Best of luck keeping your kids tucked into their beds!

Friday, December 3, 2010

Wintertime Play

Most dogs enjoy spending time outside, even when the wind is blowing and snow is covering the ground. Being homebound can be plain boring for your dog; however, there’s no reason to be stuck indoors with your this winter! Just be sure to keep things safe by avoiding ice and limiting the length of time you stay outside. Here are some great outdoor wintertime ideas for you and your dog:

The game of fetch is not just a summer sport; it can be enjoyed all year long, even in the snow! In fact, you can make fetch even more fun by throwing a toy into a pile of the white stuff. Your dog will test his or her tracking and digging skills by searching for the toy. Just be sure to pay attention to where you throw it in case Fido can’t find it!

Obstacle Course
Exercise your dog’s body and mind by creating an obstacle course. Dig paths through the snow with a shovel and set up obstacles for your dog along the way. For instance, place a ramp in the path so your dog will have to walk up and jump off. Position a low sliding board your dog can easily walk up somewhere along the path and watch your pooch enjoy sliding down. Make lots of curves along the course and end it with a loop so that the dog ends up back at the starting line. Once your dog gets the hang of the game, time it to see how fast he or she can complete the course. Be sure to give your pooch lots of praise when it finishes the course, and always supervise his play.

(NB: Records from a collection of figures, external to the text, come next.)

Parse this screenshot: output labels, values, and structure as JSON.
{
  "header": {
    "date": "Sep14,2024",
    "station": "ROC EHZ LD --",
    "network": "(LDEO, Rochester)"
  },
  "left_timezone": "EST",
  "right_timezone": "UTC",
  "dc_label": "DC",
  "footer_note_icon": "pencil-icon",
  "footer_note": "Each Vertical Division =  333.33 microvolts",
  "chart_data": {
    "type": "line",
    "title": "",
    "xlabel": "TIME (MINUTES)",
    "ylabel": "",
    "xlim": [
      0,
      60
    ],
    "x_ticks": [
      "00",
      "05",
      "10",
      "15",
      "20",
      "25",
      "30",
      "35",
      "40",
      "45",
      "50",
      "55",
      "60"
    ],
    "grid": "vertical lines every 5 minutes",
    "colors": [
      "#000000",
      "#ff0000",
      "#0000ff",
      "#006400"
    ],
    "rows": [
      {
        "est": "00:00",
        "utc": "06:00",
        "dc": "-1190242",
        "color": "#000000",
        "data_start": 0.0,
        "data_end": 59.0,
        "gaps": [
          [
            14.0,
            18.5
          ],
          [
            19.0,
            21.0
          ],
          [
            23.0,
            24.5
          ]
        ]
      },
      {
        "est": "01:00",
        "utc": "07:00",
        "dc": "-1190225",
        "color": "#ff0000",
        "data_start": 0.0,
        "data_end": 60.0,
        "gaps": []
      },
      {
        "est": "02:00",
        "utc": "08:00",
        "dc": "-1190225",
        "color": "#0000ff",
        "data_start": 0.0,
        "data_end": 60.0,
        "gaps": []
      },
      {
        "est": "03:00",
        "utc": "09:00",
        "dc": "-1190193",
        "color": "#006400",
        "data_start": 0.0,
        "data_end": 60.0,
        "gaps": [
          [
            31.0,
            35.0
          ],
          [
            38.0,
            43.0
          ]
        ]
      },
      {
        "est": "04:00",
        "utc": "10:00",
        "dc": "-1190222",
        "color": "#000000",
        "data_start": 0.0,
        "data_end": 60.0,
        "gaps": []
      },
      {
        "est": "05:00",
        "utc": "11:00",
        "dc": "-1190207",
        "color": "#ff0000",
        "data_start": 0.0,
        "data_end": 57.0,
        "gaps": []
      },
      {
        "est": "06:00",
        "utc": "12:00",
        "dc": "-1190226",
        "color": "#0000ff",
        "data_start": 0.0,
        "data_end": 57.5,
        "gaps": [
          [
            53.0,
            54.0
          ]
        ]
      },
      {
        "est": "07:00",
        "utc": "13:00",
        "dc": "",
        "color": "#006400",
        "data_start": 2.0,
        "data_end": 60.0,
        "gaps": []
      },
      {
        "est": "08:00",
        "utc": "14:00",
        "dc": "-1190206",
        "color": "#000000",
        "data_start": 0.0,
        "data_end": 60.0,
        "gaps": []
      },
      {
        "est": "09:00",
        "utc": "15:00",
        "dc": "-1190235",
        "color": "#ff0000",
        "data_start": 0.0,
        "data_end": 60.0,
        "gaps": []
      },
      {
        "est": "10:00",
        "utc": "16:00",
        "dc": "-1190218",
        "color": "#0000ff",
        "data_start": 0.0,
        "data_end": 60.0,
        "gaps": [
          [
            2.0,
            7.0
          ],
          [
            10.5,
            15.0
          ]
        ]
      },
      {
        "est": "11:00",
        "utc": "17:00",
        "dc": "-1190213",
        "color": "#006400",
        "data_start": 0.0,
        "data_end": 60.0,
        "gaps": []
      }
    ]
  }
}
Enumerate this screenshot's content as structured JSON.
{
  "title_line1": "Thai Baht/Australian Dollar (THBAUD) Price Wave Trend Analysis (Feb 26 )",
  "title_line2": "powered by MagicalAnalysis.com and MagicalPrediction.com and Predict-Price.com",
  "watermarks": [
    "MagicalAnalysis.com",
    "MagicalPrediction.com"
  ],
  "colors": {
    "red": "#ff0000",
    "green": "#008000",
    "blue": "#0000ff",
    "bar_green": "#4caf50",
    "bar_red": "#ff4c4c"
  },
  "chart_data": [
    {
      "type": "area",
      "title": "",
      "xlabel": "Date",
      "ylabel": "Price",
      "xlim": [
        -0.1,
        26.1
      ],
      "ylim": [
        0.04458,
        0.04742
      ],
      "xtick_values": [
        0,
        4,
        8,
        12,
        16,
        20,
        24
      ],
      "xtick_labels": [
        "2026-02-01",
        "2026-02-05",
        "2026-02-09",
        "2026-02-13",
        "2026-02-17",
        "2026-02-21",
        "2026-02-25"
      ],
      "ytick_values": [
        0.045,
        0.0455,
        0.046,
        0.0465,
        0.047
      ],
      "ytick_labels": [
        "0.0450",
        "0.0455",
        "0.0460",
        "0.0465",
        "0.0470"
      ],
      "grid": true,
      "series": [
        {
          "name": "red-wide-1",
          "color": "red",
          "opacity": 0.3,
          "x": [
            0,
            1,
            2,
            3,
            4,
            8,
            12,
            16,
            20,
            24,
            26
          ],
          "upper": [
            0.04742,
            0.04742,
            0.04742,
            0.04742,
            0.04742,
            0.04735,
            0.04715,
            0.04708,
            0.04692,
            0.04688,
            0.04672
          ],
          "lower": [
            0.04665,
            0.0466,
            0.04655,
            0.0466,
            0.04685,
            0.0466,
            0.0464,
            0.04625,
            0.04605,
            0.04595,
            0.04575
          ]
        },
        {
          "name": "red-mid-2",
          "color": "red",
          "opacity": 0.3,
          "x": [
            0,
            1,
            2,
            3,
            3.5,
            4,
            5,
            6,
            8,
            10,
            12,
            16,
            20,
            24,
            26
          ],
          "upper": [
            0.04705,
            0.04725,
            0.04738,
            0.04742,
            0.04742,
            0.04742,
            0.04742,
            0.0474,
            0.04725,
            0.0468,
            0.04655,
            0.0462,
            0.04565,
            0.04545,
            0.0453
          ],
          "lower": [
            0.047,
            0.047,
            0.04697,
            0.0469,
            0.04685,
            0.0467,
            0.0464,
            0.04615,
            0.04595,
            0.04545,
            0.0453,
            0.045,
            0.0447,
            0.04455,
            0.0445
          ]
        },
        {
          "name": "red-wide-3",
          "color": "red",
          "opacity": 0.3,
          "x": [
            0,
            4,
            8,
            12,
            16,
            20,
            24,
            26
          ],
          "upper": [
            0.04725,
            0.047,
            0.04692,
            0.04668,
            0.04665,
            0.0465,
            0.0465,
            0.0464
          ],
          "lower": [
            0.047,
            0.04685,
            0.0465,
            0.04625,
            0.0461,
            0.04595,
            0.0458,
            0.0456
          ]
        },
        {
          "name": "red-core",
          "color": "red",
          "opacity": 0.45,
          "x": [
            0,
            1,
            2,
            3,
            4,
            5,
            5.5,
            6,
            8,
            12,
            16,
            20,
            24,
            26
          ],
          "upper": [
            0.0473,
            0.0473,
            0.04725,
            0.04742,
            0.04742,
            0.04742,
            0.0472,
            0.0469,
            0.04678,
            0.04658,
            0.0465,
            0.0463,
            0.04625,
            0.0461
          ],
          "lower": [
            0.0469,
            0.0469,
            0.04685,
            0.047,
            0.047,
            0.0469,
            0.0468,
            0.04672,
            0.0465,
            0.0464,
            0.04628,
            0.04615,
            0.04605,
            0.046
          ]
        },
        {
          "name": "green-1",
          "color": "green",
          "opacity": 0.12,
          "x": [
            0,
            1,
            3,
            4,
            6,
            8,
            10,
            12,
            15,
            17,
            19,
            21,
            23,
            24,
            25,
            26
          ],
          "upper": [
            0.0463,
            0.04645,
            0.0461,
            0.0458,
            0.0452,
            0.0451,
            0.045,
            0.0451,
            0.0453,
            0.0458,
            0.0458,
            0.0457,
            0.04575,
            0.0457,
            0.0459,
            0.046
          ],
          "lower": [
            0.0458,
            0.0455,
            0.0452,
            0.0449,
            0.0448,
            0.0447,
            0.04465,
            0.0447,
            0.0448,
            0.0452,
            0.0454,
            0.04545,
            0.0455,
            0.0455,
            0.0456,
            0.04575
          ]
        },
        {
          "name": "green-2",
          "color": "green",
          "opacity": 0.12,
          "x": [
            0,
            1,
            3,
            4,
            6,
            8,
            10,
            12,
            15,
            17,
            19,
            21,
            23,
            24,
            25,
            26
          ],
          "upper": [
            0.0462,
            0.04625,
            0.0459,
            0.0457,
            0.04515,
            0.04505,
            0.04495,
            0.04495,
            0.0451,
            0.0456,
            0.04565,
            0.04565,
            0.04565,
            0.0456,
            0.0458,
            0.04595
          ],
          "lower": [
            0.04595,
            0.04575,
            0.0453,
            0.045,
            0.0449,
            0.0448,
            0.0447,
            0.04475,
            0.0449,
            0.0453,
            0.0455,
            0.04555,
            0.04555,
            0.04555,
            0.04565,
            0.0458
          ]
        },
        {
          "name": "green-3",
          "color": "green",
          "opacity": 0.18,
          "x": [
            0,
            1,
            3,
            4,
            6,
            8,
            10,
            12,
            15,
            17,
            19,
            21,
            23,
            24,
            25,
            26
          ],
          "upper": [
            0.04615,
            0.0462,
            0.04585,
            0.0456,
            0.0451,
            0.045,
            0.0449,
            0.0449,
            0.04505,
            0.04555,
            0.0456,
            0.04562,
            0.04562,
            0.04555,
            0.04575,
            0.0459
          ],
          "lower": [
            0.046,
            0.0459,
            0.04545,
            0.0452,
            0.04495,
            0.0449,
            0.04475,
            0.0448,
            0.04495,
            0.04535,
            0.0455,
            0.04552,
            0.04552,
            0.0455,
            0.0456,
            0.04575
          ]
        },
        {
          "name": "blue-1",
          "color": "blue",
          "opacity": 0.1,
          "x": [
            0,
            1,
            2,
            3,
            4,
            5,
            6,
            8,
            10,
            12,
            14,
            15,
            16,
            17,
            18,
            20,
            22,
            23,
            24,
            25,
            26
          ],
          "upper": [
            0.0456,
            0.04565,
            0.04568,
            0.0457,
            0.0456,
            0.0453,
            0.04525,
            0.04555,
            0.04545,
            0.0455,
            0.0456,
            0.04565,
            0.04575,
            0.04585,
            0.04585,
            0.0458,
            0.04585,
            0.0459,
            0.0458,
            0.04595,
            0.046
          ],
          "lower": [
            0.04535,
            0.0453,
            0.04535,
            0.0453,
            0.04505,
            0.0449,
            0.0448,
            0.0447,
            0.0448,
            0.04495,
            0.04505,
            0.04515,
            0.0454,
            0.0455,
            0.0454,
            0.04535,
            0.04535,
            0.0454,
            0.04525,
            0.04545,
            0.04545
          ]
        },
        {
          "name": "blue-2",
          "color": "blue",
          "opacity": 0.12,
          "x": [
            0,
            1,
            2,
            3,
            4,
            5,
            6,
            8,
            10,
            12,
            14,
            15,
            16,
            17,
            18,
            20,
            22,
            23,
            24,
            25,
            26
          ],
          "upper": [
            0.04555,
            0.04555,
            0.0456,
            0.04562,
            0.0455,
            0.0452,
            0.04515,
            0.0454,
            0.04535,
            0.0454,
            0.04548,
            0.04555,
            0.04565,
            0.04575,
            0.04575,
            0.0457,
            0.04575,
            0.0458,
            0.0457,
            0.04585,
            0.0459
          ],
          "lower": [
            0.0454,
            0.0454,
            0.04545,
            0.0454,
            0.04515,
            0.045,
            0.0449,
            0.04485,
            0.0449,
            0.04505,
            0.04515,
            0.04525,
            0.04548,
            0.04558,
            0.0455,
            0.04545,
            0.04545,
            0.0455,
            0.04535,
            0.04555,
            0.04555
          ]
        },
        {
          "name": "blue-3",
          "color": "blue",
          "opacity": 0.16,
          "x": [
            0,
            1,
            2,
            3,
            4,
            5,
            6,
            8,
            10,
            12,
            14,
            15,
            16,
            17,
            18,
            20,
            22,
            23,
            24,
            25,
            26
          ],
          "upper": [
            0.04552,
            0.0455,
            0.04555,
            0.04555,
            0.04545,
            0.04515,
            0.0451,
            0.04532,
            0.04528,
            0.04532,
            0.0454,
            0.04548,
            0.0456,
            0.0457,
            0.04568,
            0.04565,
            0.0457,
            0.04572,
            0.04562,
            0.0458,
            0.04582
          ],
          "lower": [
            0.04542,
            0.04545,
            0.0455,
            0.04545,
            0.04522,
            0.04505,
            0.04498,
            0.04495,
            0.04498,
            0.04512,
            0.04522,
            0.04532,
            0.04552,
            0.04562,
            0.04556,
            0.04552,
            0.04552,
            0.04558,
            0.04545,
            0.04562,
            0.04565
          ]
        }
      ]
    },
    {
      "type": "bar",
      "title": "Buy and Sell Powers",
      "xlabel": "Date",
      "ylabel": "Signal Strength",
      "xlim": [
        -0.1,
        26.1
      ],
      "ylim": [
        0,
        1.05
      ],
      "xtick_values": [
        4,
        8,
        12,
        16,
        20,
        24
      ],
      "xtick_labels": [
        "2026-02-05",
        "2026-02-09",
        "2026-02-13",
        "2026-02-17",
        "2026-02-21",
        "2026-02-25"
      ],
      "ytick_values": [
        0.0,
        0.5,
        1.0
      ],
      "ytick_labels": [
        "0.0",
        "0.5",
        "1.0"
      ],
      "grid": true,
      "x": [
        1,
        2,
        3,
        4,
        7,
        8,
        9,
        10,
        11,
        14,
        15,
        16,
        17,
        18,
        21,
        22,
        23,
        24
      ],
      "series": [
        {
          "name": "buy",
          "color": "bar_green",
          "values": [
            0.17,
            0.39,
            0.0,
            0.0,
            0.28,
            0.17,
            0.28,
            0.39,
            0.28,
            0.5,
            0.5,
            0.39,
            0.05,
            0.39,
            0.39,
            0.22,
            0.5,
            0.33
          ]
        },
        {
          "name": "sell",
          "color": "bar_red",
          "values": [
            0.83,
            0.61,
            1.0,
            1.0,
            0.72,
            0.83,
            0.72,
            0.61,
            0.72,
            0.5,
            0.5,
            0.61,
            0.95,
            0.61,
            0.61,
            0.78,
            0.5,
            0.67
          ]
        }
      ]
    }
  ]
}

Snowshoeing through the snow is great exercise for you and can provide lots of entertainment for your dog! Bring your dog along for the walk (on leash if you’re in an open area) and watch him bound through the drifts.

Scavenger Hunt
Among dogs’ favorite activities is finding objects, so a scavenger hunt is a perfect way to keep him busy and happy this winter. Set up a scavenger hunt for your dog by hiding treats in a tree or evergreen bush. Place the treats in low-growing branches and allow your dog to sniff and search for the goodies. Alternatively, you can place treats in other hiding spots throughout your yard, like a bird bath or wood pile. Just be sure your choice of hiding places are clean and safe for your dog to be nosing around.